Un vide n’existe que s’il est juxtaposé à un plein. Deux séquences différentes. Par juxtaposition un tissage se dresse entre les deux éléments. Un ensemble de lignes croisées, un maillage qui s’épaissit. Peu à peu il devient impossible de distinguer chaque ligne du maillage, l’espace vide rectiligne entre les croisements du tissage se réduisent peu à peu. Le maillage devient une zone grise trouée, puis à peu près pleine. Surface pleine. Un dégradé gris s’étend sur toute cette surface. Ces deux séquences en ont créé une troisième, une troisième surface propre à chacun.

Ce vide vient donner de l’impact au mouvement qui suit, les foulées reprennent dans l’architecture modifiée d’une pratique construite. Chaque nouvel élèment de cette pratique fait émerger de nouvel sensation qui enrichisse et dépasse l’objectif déterminé de chaque enjambement. Chaque craquement, frottement, donnent de nouvelle harmonies à l’instrument-lieu. Si la possibilité d’une stabilisation de cette pratique se sentait, un nouveau pas suffirait pour y remédier.

Les expériences sont micro-temporelles, singulières et chaque itération est une différenciation de la précédente. Le corps se prélasse, mût, s’alterne, il est impossible de figer les évènement dans le temps de manière absolu, il est uniquement possible de situer l’entrée et la sortie des flux en les éprouvant. Le morcellement physique du corps multiplie les vitesse différées.

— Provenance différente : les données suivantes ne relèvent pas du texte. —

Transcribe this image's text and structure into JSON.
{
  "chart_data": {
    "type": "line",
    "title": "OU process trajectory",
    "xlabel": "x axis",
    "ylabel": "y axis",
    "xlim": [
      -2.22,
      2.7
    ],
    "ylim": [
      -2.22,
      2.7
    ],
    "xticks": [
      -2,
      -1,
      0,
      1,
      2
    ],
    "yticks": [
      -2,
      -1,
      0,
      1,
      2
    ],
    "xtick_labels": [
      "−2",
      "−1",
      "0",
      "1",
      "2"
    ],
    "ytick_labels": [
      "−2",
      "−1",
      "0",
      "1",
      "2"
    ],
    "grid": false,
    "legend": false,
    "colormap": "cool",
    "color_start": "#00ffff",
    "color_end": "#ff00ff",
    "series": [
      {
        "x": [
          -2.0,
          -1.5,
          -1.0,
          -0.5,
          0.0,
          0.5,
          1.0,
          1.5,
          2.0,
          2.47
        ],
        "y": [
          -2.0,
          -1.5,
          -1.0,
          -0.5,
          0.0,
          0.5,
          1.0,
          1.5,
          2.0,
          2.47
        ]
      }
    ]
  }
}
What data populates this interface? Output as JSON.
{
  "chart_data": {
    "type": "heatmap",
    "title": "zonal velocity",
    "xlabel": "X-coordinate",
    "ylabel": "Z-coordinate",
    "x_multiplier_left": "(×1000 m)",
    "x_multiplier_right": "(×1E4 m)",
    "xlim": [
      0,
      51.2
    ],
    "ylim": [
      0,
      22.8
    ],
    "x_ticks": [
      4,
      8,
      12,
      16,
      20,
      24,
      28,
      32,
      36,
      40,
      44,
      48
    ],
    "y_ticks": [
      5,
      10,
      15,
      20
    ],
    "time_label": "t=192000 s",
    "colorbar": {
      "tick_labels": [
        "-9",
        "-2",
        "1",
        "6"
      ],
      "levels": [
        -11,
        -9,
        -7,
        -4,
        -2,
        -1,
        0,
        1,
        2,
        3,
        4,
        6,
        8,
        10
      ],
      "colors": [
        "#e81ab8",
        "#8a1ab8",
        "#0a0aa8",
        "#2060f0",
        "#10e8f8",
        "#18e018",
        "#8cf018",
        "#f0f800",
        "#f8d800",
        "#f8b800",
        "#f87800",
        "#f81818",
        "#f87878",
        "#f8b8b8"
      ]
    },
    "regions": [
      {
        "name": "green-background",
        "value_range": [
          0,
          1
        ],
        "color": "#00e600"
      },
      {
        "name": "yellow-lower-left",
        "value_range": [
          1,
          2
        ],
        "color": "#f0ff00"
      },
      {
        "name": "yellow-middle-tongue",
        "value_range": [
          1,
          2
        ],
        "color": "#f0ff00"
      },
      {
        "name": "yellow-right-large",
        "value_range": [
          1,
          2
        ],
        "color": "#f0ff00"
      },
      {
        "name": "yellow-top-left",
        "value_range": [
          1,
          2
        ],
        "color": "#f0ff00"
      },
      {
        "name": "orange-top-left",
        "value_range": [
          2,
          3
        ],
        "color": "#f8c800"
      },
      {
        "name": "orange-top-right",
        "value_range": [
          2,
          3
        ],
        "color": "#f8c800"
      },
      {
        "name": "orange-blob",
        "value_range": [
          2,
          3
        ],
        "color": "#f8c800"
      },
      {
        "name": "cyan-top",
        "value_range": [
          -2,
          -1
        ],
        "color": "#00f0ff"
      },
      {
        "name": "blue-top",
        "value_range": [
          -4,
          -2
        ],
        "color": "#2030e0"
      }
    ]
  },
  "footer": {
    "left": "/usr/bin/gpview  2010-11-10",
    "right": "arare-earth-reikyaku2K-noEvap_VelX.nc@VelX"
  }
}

Du lieu à l’espace. C’est une de celle-ci. Une troisième voie, un tiers-lieu. Il n’est pas ici question d’un environnement amorphe, mais d’un substrat «ce qui sert de support, ce sans quoi une réalité ne saurait exister», là où les strates d’architectures de l’Humain et de l’habitable s’engouffre dans l’expérience. Masse modulaire prise dans une cartographie mouvante, une multitude empirique qui vient dessiner un entre-deux filaire s’enracinant dans le substrat, qui se répand entre les strates de cette écosystème.

La fumée livide de l’usage se dissipe. L’abstraction le reste-elle lorsqu’elle est habitée ? L’immatérielle le reste-il en présence d’un corps vivant ? L’espace figé le reste-il lorsque secoué par des organes vibrants ?

L’acte d’incarnation rompt et cohabite la neutralité du lieu, cette dichotomie forme ce tiers-lieu, émergeant de l’interdépendance du protagoniste et du lieu, un réseau continuellement régénéré.

Là où l’inconnu est solide, support et réceptacle.